Peut-être préfères tu pour confort les objets métalliques laissant leur marque de fer: les sommiers à ressorts sont particulièrement artistiques et devraient te plaire.
C’est dû à la position horizontale d’une sieste immobile pendant cette après-midi d’été où chaque sinuosité de métal laisse son creux fossile
– comme tu pouvais t’en douter -.
C’est à même la peau que c’est inscrit comme une signature sur la surface du dos qui provoque l’envie d’en évoquer l’écriture…
Car la chair est tendre et soumise aux lois physiques quel que soit notre âge : il fallait s’attendre à ce que cela soit la réplique d’un éphémère tatouage…
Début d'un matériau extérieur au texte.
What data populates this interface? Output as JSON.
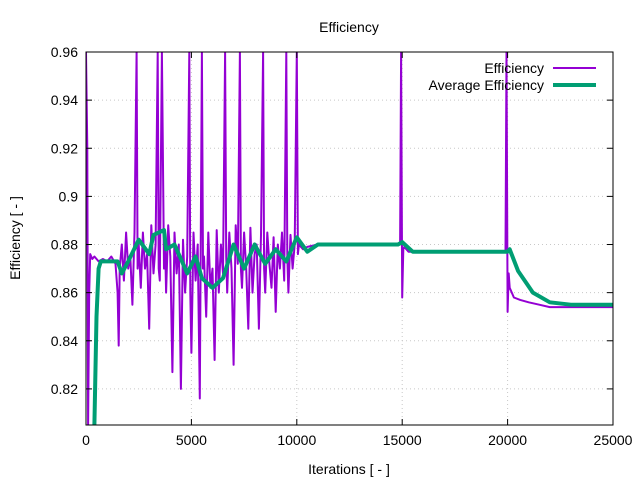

Tiens, nous voilà transportés dans l’horizon différé des reflets au passé composé, comme l’arc-en ciel jailli d’une pluie passagère près du fort de Bertheaume : un arc de couleurs irréelles prenant source dans mon souvenir, où se bousculent atomes de lumière et nuages fantômes d’une image en devenir faisant corps à corps avec la grève : la piste sableuse de mes rêves….
Sur l’eau morte et pareille aux espaces arides Où le palmier surgit dans les sables brûlants, Le nénuphar emplit de parfums somnolents L’air pesant où s’endort le vol des cantharides.
Sur l’eau morte à l’aspect uni comme les flancs D’une vierge qui montre aux cieux son corps sans rides, Le nénuphar, nombril des chastes néréides, Creuse la lèvre en fleur de ses calices blancs.
Sur l’eau morte entr’ouvrant sa corolle mystique, Le nénuphar apporte un souvenir antique : — Vénus marmoréenne, éternelle Beauté,
Ton image me vient de l’immobilité, Et sous ton front poli je vois tes yeux de pierre, Comme les nénuphars profonds et sans paupière.
Le chat ignore l’oiseau, qui figure sur la photo, juste à côté de lui. C’est que l’image ne le rencontre pas. Cela sent l’encre et non le duvet .
Le côté plat ne fait pas illusion: le monde n’est pas amputé d’une partie de sa réalité, c’est juste la lumière qui s’est posée sur l’oiseau, et dont on a prélevé une trace fugace, mais aucune plume, aucune chaleur. Le chat ne s’y est pas trompé.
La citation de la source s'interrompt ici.